Continua l’introduzione: “Laye viveva a Bologna dagli anni Novanta. Era passato in tanti posti, dagli spazi autogestiti ai bar di periferia, dalle sale musicali a un laboratorio di afrobeat. Erano gli stessi luoghi frequentati da tutti quelli che erano andati in quel parco per ricordarlo. Era come se ci dovesse essere un abbraccio riconoscente per tutto quello che aveva saputo trasmettere. Sì perché, in qualsiasi situazione dove ci fosse qualcuno con voglia di vivere e condividere, prima o poi quell’omone, dal fisico possente e dal carattere un po’ guascone, arrivava, per danzare, suonare, fare ballotta e, soprattutto, sorridere.
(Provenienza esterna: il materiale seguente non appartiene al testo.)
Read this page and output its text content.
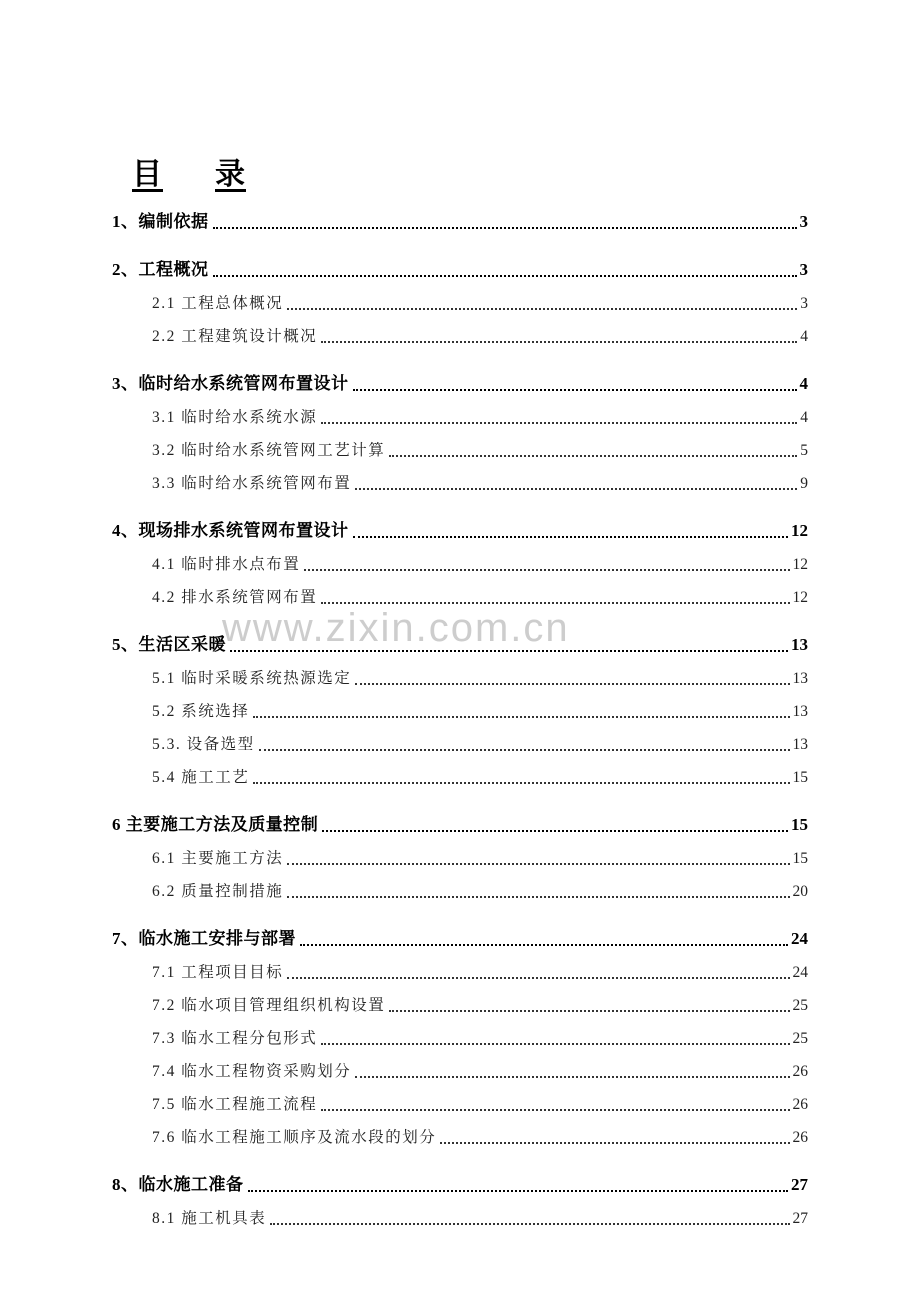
www.zixin.com.cn
目 录
1、编制依据	3
2、工程概况	3
2.1 工程总体概况	3
2.2 工程建筑设计概况	4
3、临时给水系统管网布置设计	4
3.1 临时给水系统水源	4
3.2 临时给水系统管网工艺计算	5
3.3 临时给水系统管网布置	9
4、现场排水系统管网布置设计	12
4.1 临时排水点布置	12
4.2 排水系统管网布置	12
5、生活区采暖	13
5.1 临时采暖系统热源选定	13
5.2 系统选择	13
5.3. 设备选型	13
5.4 施工工艺	15
6 主要施工方法及质量控制	15
6.1 主要施工方法	15
6.2 质量控制措施	20
7、临水施工安排与部署	24
7.1 工程项目目标	24
7.2 临水项目管理组织机构设置	25
7.3 临水工程分包形式	25
7.4 临水工程物资采购划分	26
7.5 临水工程施工流程	26
7.6 临水工程施工顺序及流水段的划分	26
8、临水施工准备	27
8.1 施工机具表	27
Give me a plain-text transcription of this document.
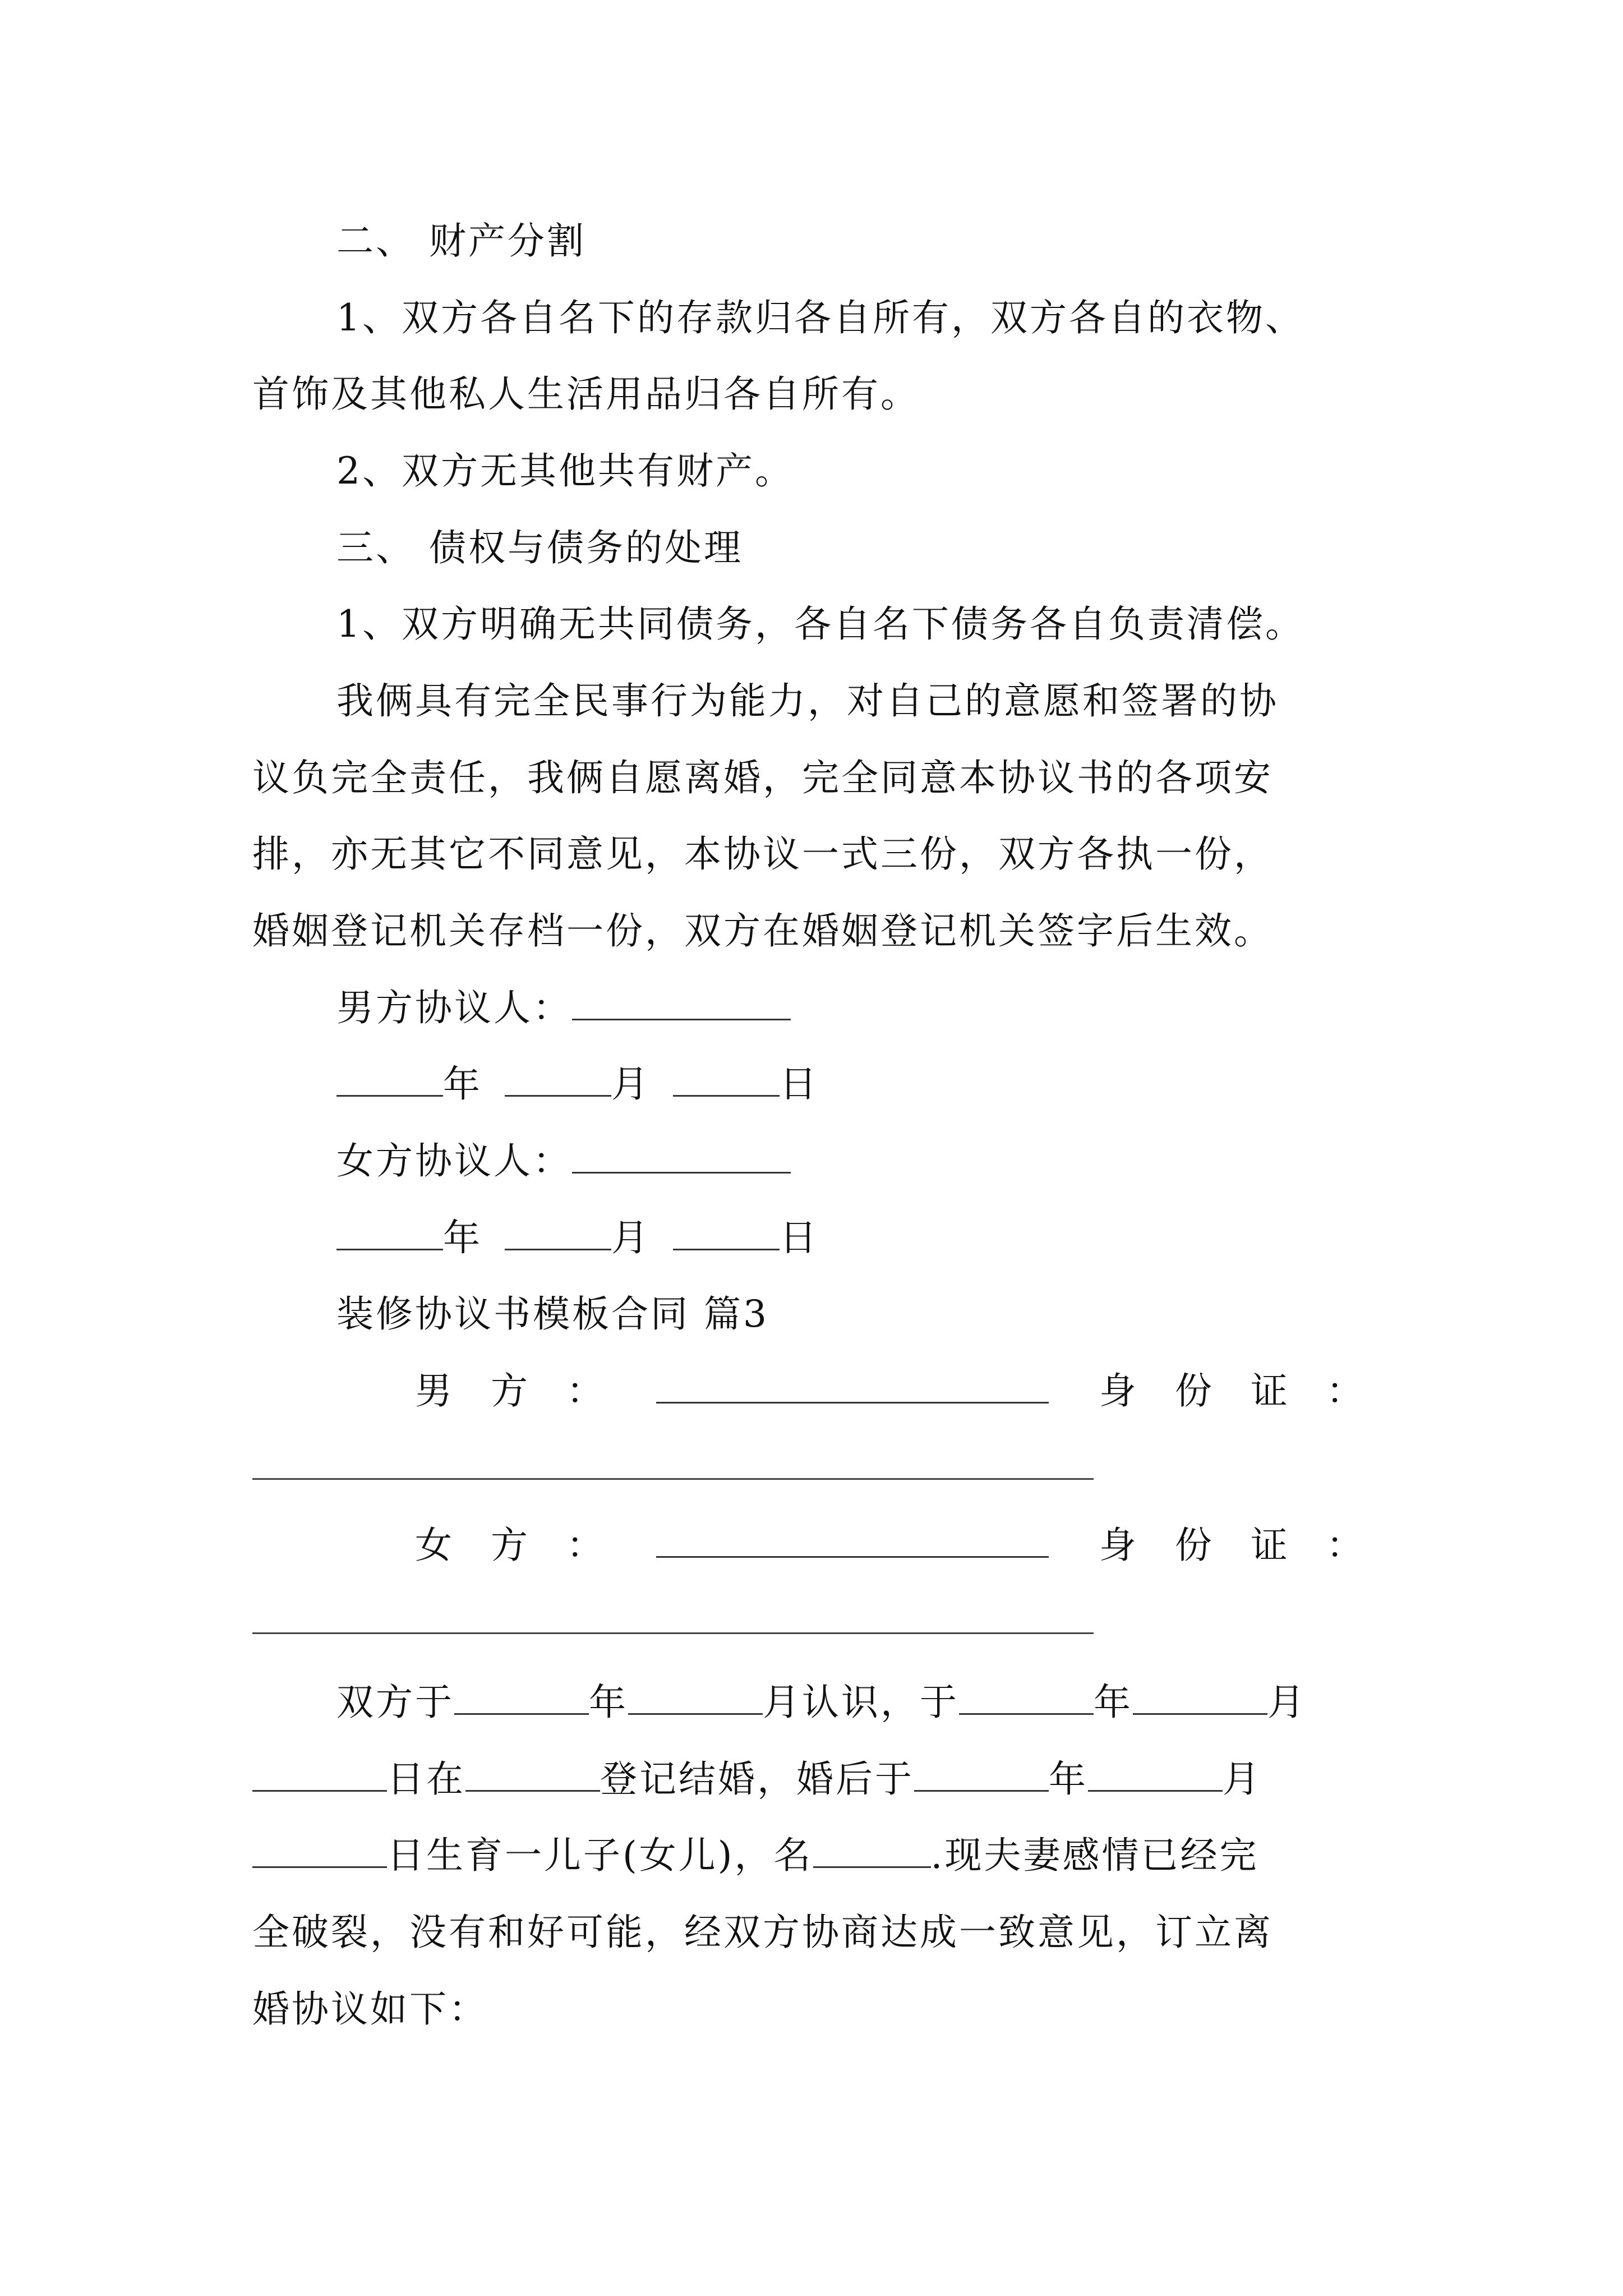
二、 财产分割
1、双方各自名下的存款归各自所有，双方各自的衣物、
首饰及其他私人生活用品归各自所有。
2、双方无其他共有财产。
三、 债权与债务的处理
1、双方明确无共同债务，各自名下债务各自负责清偿。
我俩具有完全民事行为能力，对自己的意愿和签署的协
议负完全责任，我俩自愿离婚，完全同意本协议书的各项安
排，亦无其它不同意见，本协议一式三份，双方各执一份，
婚姻登记机关存档一份，双方在婚姻登记机关签字后生效。
男方协议人：
年	月	日
女方协议人：
年	月	日
装修协议书模板合同 篇3
男 方 ：	身 份 证 ：
女 方 ：	身 份 证 ：
双方于	年	月认识，于	年	月
日在	登记结婚，婚后于	年	月
日生育一儿子(女儿)，名	.现夫妻感情已经完
全破裂，没有和好可能，经双方协商达成一致意见，订立离
婚协议如下：
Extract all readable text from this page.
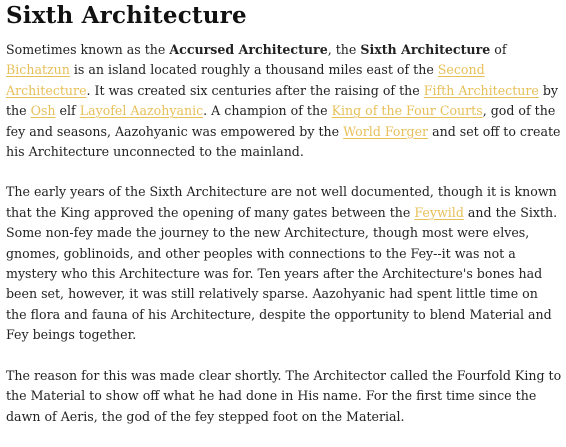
Sixth Architecture

Sometimes known as the Accursed Architecture, the Sixth Architecture of Bichatzun is an island located roughly a thousand miles east of the Second Architecture. It was created six centuries after the raising of the Fifth Architecture by the Osh elf Layofel Aazohyanic. A champion of the King of the Four Courts, god of the fey and seasons, Aazohyanic was empowered by the World Forger and set off to create his Architecture unconnected to the mainland.

The early years of the Sixth Architecture are not well documented, though it is known that the King approved the opening of many gates between the Feywild and the Sixth. Some non-fey made the journey to the new Architecture, though most were elves, gnomes, goblinoids, and other peoples with connections to the Fey--it was not a mystery who this Architecture was for. Ten years after the Architecture's bones had been set, however, it was still relatively sparse. Aazohyanic had spent little time on the flora and fauna of his Architecture, despite the opportunity to blend Material and Fey beings together.

The reason for this was made clear shortly. The Architector called the Fourfold King to the Material to show off what he had done in His name. For the first time since the dawn of Aeris, the god of the fey stepped foot on the Material.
Lui sorrideva sempre, anche quando c’era davvero poco da ridere, perché la vita può far male ma se la vivi con gli altri allora duole di meno. Nella cultura africana il fiume è il simbolo del viaggio verso una destinazione vicina o lontana e costituisce il confine spirituale tra i vivi e i morti. Il canale che costeggia il parco, in quel giorno d’estate, era completamente secco. Non c’era acqua e, per ricordare Laye, si usarono le parole. «Aveva un grande cuore bianco», disse un suo amico senegalese. Secondo la cultura islamica, ‘l’uomo con il cuore bianco è colui che ha un cuore pio, puro, in cui non ci sono peccati, ingiustizie, astio e nemmeno invidia’. «Laye era pulito, generoso e senza cattiveria… era questo e tanto altro». Giusy, una sua amica dell’afrobeat, lasciò questo messaggio: «Laye, caro Laye, ultimo degli ultimi, la tua casa era la strada, di questa Bologna stanca ed annoiata che giudica e pregiudica, che ha troppa fretta per conoscere, che consuma e crepa. La tua famiglia eravamo noi, che storcevamo il naso e sbuffavamo quando sei arrivato con la tua presenza ingenua e scoordinata, col tuo chiasso stonato. Noi che facevamo attenzione ai tempi e ai controtempi e un po’ meno ai tuoi sogni e ai tuoi bisogni. Laye, gigante buono che col passare del tempo ci hai insegnato pian piano ad accoglierti, a sorriderti e ringraziarti. Non sei tu ad aver imparato a stare a ritmo, non sei tu ad aver imparato ad intonarti, ma siamo noi, tutti noi che abbiamo imparato ad amarti. Grazie Laye di questa grande lezione. Adesso ascolta la nostra musica, prendi pure finalmente il mio tamburo e suonalo fino a spaccarlo, e poi canta sempre insieme a noi, Laye»”.